“Will you tell me my fault, frankly as to yourself, for I had rather wince, than die. Men do not call the surgeon to commend the bone, but to set it, Sir.”
Emily Dickinson to mentor Thomas Wentworth Higginson
I have been thinking a great deal about editing this last week. My story has had its requisite six weeks in a metaphorical drawer and now I am writing with the door open (see Stephen King’s marvellous ‘On Writing‘).
It makes me anxious.
I am fortunate enough to be working with a well-established editor with a great reputation. As a relative beginner, that both helps and worries me. Honesty makes me admit I am shy of letting anyone see what a hash I’ve made on my own. I’m back at school, covering up my misspellings, crossings-out and rubber smudges.
I’ve been advised to focus on what children will respond to most, to plunge the reader straight into a key event, so they know immediately something that I had held back.. This bothers me: I want to shy away from showing my ‘best bit’ too soon, I want to lead up to that ‘ta-daah’ moment. Perhaps I think I can’t follow the reveal, that I will have spent all my dramatic capital.
Also I worry that the reader won’t have had time to get to know Georgiana. Why should they care about her and her strange powers over stone if they haven’t spent time with her to begin with?
In my more dismal moments, I imagine my romping girl morphing into a Lara Croft form, albeit in Regency costume. She becomes a figure in a game-play, dodging over the rooftops of Selchester, whom the reader inhabits but doesn’t engage with.
But I fret that I could end up with a story with too much action, too much attention to design detail (I do know the City-on-the-Sea awfully well) and too many special effects – and not enough depth. I see it with layers, like those cut-away drawings of what’s beneath your feet – can I convey those layers and keep the narrative drive?
My more sensible side says listen to the industry professional, go with what is suggested and trust you can do it. You’re most likely to be imagining half of these concerns. And after all, it’s much better to be published and be read than not.
The upshot of all this wibbling* has been to make me think really hard about my non-negotiables.

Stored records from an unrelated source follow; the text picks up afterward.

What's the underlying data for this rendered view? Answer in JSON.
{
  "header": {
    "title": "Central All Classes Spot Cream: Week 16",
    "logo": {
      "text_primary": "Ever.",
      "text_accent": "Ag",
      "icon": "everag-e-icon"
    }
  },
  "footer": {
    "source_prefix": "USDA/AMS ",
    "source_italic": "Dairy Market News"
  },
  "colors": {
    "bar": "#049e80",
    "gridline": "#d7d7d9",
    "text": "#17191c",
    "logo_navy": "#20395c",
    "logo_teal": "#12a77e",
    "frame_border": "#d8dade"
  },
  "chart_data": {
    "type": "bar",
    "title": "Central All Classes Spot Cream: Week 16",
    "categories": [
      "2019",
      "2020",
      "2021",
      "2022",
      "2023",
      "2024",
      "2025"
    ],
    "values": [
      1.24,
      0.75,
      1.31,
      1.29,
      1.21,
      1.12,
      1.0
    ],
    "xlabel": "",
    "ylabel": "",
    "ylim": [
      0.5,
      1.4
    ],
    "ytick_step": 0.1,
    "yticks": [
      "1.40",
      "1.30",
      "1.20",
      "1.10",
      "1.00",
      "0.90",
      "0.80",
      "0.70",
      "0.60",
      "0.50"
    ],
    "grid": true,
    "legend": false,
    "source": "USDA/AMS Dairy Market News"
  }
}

I made myself jot down which aspects of the original draft were essential from memory – to see what sticks. These are the core DNA of Georgiana’s story, but I have to accept that someone else might know better how to bring it out into the world. After all, midwives know more than first-time mothers about birth.
Does anyone care to share their advice with me on this process?
* I am indebted to Jon Mayhew for this delightful word.